19 February 2013
KOKOMO, Ind. — Marilyn Skinner was inspired to reach for leadership roles by the principal at Bon Air Elementary School, where she began her teaching career.
Nearly 50 year later, Skinner, director of Indiana University Kokomo's Center for Early Childhood Education, inspires others with her dedication to preparing Howard County's youngest residents to succeed when they go to kindergarten. She is a leader in the community as well, volunteering with organizations including Altrusa, Rotary Club, Partners in Education. She led the 2013 United Way of Howard County campaign as chairperson, and surpassed the fund raising goal of $1.8 million.
She has earned numerous accolades for her work, most recently as an Indiana Women of Achievement award winner for Distinction in Early Childhood Education. The award was given by the College of Sciences and Humanities at Ball State University.
"I don't do this for recognition," Skinner said. "I just have a passion for helping people with my God given talents. It's a great reward, and you always feel satisfied."
She is also happy that there is greater awareness of the importance of early childhood education in preparing children to succeed beyond preschool.
"I've been preaching from the hilltops how important it is," she said. "It's gratifying to see the state and local governments recognize it as well."
Skinner also was interviewed as a woman in leadership for a university-sponsored study, with the purpose of seeing what traits successful female leaders have in common.
"I am glad to help, to give a hand up to young women, and show them how they can get into leadership," Skinner said.
Skinner could never have imagined she would emerge as a strong leader when she began her teaching career.
"I was comfortable in front of little kids, but not with adults," she said, adding that her principal kept giving her larger and larger leadership roles, helping build her comfort level working with her peers.
She moved from the classroom into administration, with the distinction of being the first woman to serve as an assistant principal, principal, and assistant superintendent in the Kokomo schools. After retiring, she worked part-time for Head Start, and then supervised student teachers for three universities before deciding it was time to "really retire."
She planned to serve as director of the early childhood center for a few months when it first opened, funded by a $1.5 million Lilly Endowment grant.
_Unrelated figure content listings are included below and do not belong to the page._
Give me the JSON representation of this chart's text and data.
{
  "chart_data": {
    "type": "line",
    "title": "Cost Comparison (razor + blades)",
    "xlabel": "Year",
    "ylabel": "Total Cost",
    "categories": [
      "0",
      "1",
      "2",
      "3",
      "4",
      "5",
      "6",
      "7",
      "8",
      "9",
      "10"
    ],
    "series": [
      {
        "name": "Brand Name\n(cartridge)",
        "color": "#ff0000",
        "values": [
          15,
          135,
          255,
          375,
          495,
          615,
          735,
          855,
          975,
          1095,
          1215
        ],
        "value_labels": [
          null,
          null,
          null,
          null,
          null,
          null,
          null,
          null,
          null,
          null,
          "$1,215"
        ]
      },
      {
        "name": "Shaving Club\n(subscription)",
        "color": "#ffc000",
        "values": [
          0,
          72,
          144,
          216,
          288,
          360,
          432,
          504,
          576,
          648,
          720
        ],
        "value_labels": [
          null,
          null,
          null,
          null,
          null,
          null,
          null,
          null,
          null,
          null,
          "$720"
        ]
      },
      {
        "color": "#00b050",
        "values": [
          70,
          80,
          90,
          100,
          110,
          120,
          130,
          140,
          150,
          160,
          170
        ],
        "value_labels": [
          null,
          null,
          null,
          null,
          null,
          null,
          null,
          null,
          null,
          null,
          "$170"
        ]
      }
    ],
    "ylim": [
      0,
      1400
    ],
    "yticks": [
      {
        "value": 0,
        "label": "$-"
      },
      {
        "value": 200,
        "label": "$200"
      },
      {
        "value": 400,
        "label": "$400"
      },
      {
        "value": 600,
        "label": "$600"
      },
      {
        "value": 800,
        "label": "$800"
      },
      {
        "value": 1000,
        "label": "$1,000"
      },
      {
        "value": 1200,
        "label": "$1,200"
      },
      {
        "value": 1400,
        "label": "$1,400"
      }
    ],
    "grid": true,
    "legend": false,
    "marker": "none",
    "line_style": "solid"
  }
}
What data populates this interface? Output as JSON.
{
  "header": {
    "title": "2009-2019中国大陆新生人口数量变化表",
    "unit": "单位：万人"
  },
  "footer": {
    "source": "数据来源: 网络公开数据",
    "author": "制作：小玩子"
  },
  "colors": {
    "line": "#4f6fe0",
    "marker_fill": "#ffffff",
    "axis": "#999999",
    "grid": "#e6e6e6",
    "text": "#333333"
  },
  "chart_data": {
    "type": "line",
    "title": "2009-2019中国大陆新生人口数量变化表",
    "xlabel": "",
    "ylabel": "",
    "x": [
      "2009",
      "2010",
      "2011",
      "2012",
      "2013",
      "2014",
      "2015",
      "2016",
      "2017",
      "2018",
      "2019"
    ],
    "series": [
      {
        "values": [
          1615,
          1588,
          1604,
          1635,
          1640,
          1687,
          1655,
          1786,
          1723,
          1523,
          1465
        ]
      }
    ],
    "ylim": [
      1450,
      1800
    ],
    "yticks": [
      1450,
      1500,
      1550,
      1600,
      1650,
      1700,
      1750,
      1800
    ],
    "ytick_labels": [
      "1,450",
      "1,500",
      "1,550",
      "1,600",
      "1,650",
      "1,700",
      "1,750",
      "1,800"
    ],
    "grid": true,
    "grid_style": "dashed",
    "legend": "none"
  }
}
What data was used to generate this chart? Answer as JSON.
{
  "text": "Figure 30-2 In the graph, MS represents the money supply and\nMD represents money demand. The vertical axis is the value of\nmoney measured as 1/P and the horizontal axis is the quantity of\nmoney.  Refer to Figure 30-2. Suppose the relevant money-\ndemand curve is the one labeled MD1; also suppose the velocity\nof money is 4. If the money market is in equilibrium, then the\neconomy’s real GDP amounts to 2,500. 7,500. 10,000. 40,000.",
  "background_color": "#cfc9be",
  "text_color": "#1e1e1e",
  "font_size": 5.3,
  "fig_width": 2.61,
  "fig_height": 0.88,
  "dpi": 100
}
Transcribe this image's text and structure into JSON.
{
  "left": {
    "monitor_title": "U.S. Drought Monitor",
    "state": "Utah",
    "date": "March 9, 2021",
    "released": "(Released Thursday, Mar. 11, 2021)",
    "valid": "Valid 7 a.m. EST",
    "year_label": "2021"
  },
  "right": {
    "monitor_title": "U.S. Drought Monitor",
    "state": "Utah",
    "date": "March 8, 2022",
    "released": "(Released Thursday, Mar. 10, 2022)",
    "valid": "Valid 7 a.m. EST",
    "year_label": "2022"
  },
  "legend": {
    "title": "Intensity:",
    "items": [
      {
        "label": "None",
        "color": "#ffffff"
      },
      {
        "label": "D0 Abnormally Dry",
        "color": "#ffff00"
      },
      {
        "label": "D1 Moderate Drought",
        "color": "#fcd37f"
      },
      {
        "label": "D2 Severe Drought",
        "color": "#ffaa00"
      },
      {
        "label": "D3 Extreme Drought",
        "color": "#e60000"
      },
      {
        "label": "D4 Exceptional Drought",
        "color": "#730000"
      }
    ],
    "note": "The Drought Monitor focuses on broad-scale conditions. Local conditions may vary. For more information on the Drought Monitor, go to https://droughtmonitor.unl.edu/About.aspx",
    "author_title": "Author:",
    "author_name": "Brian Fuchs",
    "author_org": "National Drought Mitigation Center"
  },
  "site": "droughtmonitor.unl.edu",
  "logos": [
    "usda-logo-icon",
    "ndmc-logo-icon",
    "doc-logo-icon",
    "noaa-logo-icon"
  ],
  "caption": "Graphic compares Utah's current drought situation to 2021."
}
Nearly eight years later, she is still there, and recently received a two-year grant extension, as her careful planning means the center has not yet expended the funding.
Her goal is to grow community financial support for the center, so it can continue operations when the grant funding is gone.
"I believe our community realizes that our children needs the resources we offer, to help parents do their best as their child's first teacher," she said. "I want the center to always be available, and always be free."
Indiana University Kokomo serves north central Indiana.